Dispersion-tuning of nonlinear optical pulse dynamics in gas-filled hollow capillary fibers

TL;DR

This study explores how tuning gas pressure in hollow capillary fibers affects ultrashort laser pulse dynamics across different dispersion regimes, revealing soliton behaviors, supercontinuum generation, and the influence of self-focusing and ionization.

Contribution

It provides experimental insights into dispersion-tuned nonlinear pulse dynamics in gas-filled fibers, highlighting the role of self-focusing and ionization in pulse evolution.

Findings

Soliton dynamics and plasma effects observed in anomalous dispersion regime

Supercontinuum generation near zero-dispersion wavelength

Discrepancies between fiber and free-space simulations explained by self-focusing and ionization

Abstract

We experimentally investigate the nonlinear optical pulse dynamics of ultrashort laser pulses propagating in gas-filled hollow capillary fibers in different dispersion regimes, which are achieved by tuning the gas pressure.

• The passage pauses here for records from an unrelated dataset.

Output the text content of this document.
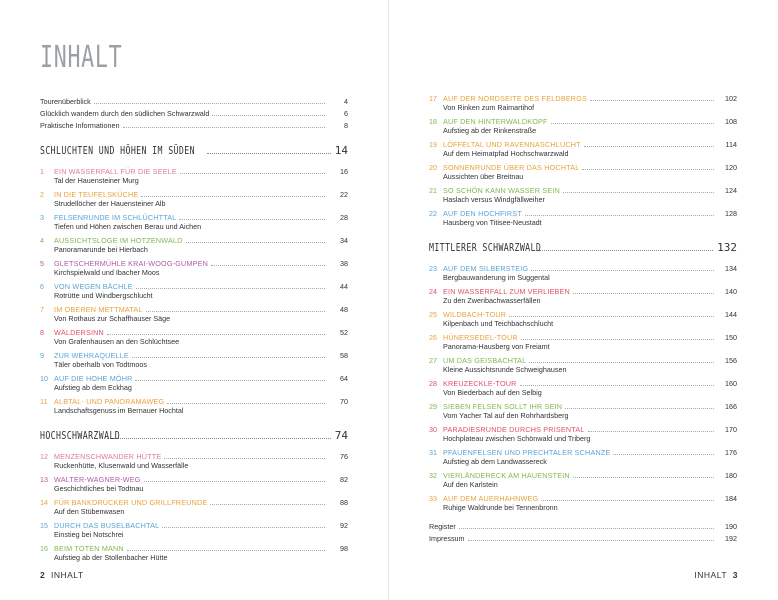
INHALT
Tourenüberblick	4
Glücklich wandern durch den südlichen Schwarzwald	6
Praktische Informationen	8
SCHLUCHTEN UND HÖHEN IM SÜDEN	14
1	EIN WASSERFALL FÜR DIE SEELE	16
Tal der Hauensteiner Murg
2	IN DIE TEUFELSKÜCHE	22
Strudellöcher der Hauensteiner Alb
3	FELSENRUNDE IM SCHLÜCHTTAL	28
Tiefen und Höhen zwischen Berau und Aichen
4	AUSSICHTSLOGE IM HOTZENWALD	34
Panoramarunde bei Hierbach
5	GLETSCHERMÜHLE KRAI-WOOG-GUMPEN	38
Kirchspielwald und Ibacher Moos
6	VON WEGEN BÄCHLE	44
Rotrütte und Windbergschlucht
7	IM OBEREN METTMATAL	48
Von Rothaus zur Schaffhauser Säge
8	WÄLDERSINN	52
Von Grafenhausen an den Schlüchtsee
9	ZUR WEHRAQUELLE	58
Täler oberhalb von Todtmoos
10 AUF DIE HOHE MÖHR	64
Aufstieg ab dem Eckhag
11 ALBTAL- UND PANORAMAWEG	70
Landschaftsgenuss im Bernauer Hochtal
HOCHSCHWARZWALD	74
12 MENZENSCHWANDER HÜTTE	76
Ruckenhütte, Klusenwald und Wasserfälle
13 WALTER-WAGNER-WEG	82
Geschichtliches bei Todtnau
14 FÜR BANKDRÜCKER UND GRILLFREUNDE	88
Auf den Stübenwasen
15 DURCH DAS BUSELBACHTAL	92
Einstieg bei Notschrei
16 BEIM TOTEN MANN	98
Aufstieg ab der Stollenbacher Hütte
2 INHALT
17 AUF DER NORDSEITE DES FELDBERGS	102
Von Rinken zum Raimartihof
18 AUF DEN HINTERWALDKOPF	108
Aufstieg ab der Rinkenstraße
19 LÖFFELTAL UND RAVENNASCHLUCHT	114
Auf dem Heimatpfad Hochschwarzwald
20 SONNENRUNDE ÜBER DAS HOCHTAL	120
Aussichten über Breitnau
21 SO SCHÖN KANN WASSER SEIN	124
Haslach versus Windgfällweiher
22 AUF DEN HOCHFIRST	128
Hausberg von Titisee-Neustadt
MITTLERER SCHWARZWALD	132
23 AUF DEM SILBERSTEIG	134
Bergbauwanderung im Suggental
24 EIN WASSERFALL ZUM VERLIEBEN	140
Zu den Zweribachwasserfällen
25 WILDBACH-TOUR	144
Kilpenbach und Teichbachschlucht
26 HÜNERSEDEL-TOUR	150
Panorama-Hausberg von Freiamt
27 UM DAS GEISBACHTAL	156
Kleine Aussichtsrunde Schweighausen
28 KREUZECKLE-TOUR	160
Von Biederbach auf den Selbig
29 SIEBEN FELSEN SOLLT IHR SEIN	166
Vom Yacher Tal auf den Rohrhardsberg
30 PARADIESRUNDE DURCHS PRISENTAL	170
Hochplateau zwischen Schönwald und Triberg
31 PFAUENFELSEN UND PRECHTALER SCHANZE	176
Aufstieg ab dem Landwassereck
32 VIERLÄNDERECK AM HAUENSTEIN	180
Auf den Karlstein
33 AUF DEM AUERHAHNWEG	184
Ruhige Waldrunde bei Tennenbronn
Register	190
Impressum	192
INHALT 3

When the pulse propagates in the anomalous dispersion regime we observe soliton dynamics accompanied with soliton-plasma effects, such as self-compression, resonant dispersive-wave emission in the fundamental as well as in higher-order modes, soliton blue-shifting and ionization-induced pulse splitting. Propagation of the pulse in the vicinity of the zero-dispersion wavelength results in pulse splitting and subsequent cross-phase modulation leading to the generation of an additional frequency-shifted band and a 3-octave broad supercontinuum. In the case of pulses propagating in normal dispersion we observe the generation of a broad and flat supercontinuum. In this regime, the experimental results are less well described by simulations that consider only the propagation dynamics inside the fiber. Free-space simulations of the beam propagation in the bulk gas, before the capillary entrance, suggest that this discrepancy is caused by self-focusing and ionization altering the pulse spatial and temporal shape, affecting both the coupling efficiency and the subsequent propagation inside the capillary.